Worldview Apologetics is a Christian book that hit the shelves on Amazon this week and is also available in other stores. Here’s a quick summary of the book for readers interested in Christian engagement with non-Christian beliefs. This book uses Advaita Hinduism as an example of how Reformed, Biblical Apologetics can be done as a Worldview engagement.
This book introduces Christian Worldview Apologetics. It applies Worldview principles to engage Advaita Vedanta Hinduism with the biblical responses of Christianity. The Christian Worldview focus is as much theological as philosophical.
Chapter 1 introduces the biblical mandate for apologetics, reviewing the historical and contemporary apologetic scene. It highlights diverse methodological principles in Worldview apologetics, laying the groundwork for the method employed.
Chapter 2 introduces Vedanta Hinduism through the teachings of Sankara, Ramanuja, and Madhva. This is a primer for those unfamiliar with Advaita.
Chapter 3 examines Christian rapprochement and antithesis with Vedanta Hinduism. The apologist applies Worldview apologetics in understanding the access points and biblical dividing lines when these two worldviews confront one another.
Chapter 4 commences the apologetic engagement with proof. The Advaitin presents the monistic worldview and the ultimate reality, otherwise known as Brahman. The foundational Christian worldview is represented with the scriptures, God, man, and his salvation in Jesus Christ.
Chapter 5 addresses the offense part of apologetics. The adherents of each worldview contrast their viewpoints against the viewpoint of the other system. Vedanta’s monism, impersonal reality, inclusivity, and rationality are contrasted with Christianity’s historic self-revelation of God to man.

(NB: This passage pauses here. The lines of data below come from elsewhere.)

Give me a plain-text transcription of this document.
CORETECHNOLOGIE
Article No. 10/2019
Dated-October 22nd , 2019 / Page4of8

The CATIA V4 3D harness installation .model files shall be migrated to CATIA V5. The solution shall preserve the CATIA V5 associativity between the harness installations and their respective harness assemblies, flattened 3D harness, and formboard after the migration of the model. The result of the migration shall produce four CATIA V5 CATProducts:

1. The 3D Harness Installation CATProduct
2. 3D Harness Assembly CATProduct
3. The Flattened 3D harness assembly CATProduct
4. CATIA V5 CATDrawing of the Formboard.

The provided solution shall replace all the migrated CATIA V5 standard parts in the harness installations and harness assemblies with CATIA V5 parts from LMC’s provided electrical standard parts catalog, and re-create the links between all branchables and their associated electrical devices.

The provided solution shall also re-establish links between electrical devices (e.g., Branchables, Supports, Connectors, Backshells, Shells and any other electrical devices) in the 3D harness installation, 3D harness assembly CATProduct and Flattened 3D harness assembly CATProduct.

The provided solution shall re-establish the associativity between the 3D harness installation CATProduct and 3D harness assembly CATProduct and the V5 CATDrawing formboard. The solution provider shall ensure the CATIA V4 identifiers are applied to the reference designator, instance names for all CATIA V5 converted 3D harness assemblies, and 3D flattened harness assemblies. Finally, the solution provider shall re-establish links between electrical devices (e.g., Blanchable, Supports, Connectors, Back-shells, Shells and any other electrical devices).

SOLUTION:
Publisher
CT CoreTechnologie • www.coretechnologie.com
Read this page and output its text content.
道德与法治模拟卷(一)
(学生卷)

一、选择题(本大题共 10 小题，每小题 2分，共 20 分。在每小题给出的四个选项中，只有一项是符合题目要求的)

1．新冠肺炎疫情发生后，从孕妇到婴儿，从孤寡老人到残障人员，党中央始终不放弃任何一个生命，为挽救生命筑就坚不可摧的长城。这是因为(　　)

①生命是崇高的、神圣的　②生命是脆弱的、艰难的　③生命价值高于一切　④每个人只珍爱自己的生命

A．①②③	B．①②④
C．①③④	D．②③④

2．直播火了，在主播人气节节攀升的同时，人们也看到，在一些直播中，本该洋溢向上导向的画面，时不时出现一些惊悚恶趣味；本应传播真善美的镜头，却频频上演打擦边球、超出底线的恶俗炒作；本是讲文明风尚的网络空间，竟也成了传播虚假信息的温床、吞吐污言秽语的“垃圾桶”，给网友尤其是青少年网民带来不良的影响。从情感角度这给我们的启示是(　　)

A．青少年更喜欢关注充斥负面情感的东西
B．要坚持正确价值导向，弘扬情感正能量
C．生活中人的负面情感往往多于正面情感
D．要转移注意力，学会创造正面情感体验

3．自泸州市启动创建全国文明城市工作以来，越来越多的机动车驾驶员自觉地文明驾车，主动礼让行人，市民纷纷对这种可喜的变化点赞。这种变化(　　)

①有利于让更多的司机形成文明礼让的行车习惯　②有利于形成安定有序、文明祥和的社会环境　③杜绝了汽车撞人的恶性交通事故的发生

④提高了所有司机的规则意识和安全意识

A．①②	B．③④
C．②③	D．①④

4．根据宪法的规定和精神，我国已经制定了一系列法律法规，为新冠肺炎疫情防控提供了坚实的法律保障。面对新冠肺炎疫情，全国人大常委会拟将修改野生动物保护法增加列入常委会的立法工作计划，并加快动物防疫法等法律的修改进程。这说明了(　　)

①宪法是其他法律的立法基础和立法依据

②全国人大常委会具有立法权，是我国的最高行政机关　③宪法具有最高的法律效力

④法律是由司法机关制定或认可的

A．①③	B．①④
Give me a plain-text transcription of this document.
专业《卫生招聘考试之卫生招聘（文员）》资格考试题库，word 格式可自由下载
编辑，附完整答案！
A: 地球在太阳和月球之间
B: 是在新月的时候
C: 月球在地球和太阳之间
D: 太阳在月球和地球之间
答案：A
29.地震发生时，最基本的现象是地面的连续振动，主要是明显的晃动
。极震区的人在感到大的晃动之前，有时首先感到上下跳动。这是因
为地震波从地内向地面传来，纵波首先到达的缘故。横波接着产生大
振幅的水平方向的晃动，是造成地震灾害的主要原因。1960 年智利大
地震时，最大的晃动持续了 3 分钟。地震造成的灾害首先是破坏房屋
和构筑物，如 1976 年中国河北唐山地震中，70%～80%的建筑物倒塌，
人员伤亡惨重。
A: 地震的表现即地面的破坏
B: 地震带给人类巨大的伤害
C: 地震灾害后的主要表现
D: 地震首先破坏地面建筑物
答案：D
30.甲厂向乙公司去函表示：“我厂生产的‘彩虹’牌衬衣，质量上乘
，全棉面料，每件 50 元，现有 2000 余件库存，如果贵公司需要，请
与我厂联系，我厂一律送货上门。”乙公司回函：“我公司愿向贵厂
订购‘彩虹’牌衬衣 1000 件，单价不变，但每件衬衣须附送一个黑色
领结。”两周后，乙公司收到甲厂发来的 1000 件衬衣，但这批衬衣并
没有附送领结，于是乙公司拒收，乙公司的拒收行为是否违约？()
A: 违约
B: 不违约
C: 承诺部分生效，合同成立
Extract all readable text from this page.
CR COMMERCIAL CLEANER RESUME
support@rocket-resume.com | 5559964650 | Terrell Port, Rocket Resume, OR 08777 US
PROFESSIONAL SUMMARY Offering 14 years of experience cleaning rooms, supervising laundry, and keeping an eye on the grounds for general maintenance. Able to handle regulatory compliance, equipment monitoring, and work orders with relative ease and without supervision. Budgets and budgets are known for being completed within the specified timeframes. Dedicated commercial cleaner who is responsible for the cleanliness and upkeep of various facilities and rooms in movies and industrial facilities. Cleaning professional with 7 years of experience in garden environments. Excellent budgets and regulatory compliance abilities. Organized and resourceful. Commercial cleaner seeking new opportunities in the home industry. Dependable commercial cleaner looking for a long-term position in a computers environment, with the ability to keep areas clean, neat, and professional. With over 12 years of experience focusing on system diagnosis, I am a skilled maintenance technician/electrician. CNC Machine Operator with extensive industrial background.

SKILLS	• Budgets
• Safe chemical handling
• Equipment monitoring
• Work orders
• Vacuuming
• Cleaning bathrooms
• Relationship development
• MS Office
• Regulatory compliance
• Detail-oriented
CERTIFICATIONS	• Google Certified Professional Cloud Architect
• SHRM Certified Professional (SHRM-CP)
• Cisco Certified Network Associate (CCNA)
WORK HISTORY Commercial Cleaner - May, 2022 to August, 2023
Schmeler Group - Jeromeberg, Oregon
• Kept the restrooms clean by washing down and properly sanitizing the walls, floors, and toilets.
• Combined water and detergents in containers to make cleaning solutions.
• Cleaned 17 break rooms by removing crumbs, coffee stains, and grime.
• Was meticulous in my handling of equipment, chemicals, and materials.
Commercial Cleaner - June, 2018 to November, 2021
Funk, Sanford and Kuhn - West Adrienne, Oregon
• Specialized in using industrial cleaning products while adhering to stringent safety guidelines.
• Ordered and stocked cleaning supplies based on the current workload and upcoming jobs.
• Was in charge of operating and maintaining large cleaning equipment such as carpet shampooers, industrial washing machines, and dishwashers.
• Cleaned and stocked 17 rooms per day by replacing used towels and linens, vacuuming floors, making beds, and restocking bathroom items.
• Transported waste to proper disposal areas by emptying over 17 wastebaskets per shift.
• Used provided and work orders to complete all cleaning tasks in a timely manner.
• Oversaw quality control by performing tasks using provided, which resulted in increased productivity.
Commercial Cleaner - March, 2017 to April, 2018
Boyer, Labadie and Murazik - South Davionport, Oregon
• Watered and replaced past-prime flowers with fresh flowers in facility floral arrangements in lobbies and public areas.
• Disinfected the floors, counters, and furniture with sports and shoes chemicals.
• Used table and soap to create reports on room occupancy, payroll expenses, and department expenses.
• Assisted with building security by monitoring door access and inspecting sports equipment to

Chapter 6 handles apologetic defense through the lens of experience, epistemology, and correspondence with reality. The Hindu worldview has transcending experience, supra-rational epistemology, and deep coherence. The Christian admits a transitory universe, which has no existence as a contingent creation, apart from God.
Chapter 7 reviews Worldview apologetic practice under metaphysics, epistemology, and ethics. These deal with the ontology of reality in its manifestations and our understanding of the truth. It concludes with how we live out this knowledge today.
Chapter 8 addresses the personal, rather than technical tone of apologetics. Kierkegaard’s engagement of the stubborn will helps us understand the radical nature of convictions. After presenting the Gospel worldview, the Vedanta position is shown to be impossible from those very paths that the Hindu trusts.
Chapter 9 culminates the study of Gospel-centered apologetics. The Gospel forms the core of the apologetic encounter, in content and methodology. This book opens the venue for more sound arguments to be built around the Gospel and to tear down false worldviews.
Chapter 10 makes final recommendations on practical Christian apologetics to Hindus. A biblically self-aware approach is commended to honor God in the defense of the faith.
This book is the fruit of the author’s 2013 dissertation at Southern Seminary. It is scholarly, but engaging in its practical application for Christians today, especially in a diverse religious environment where spirituality and religiosity seem to rise and conflict at ease.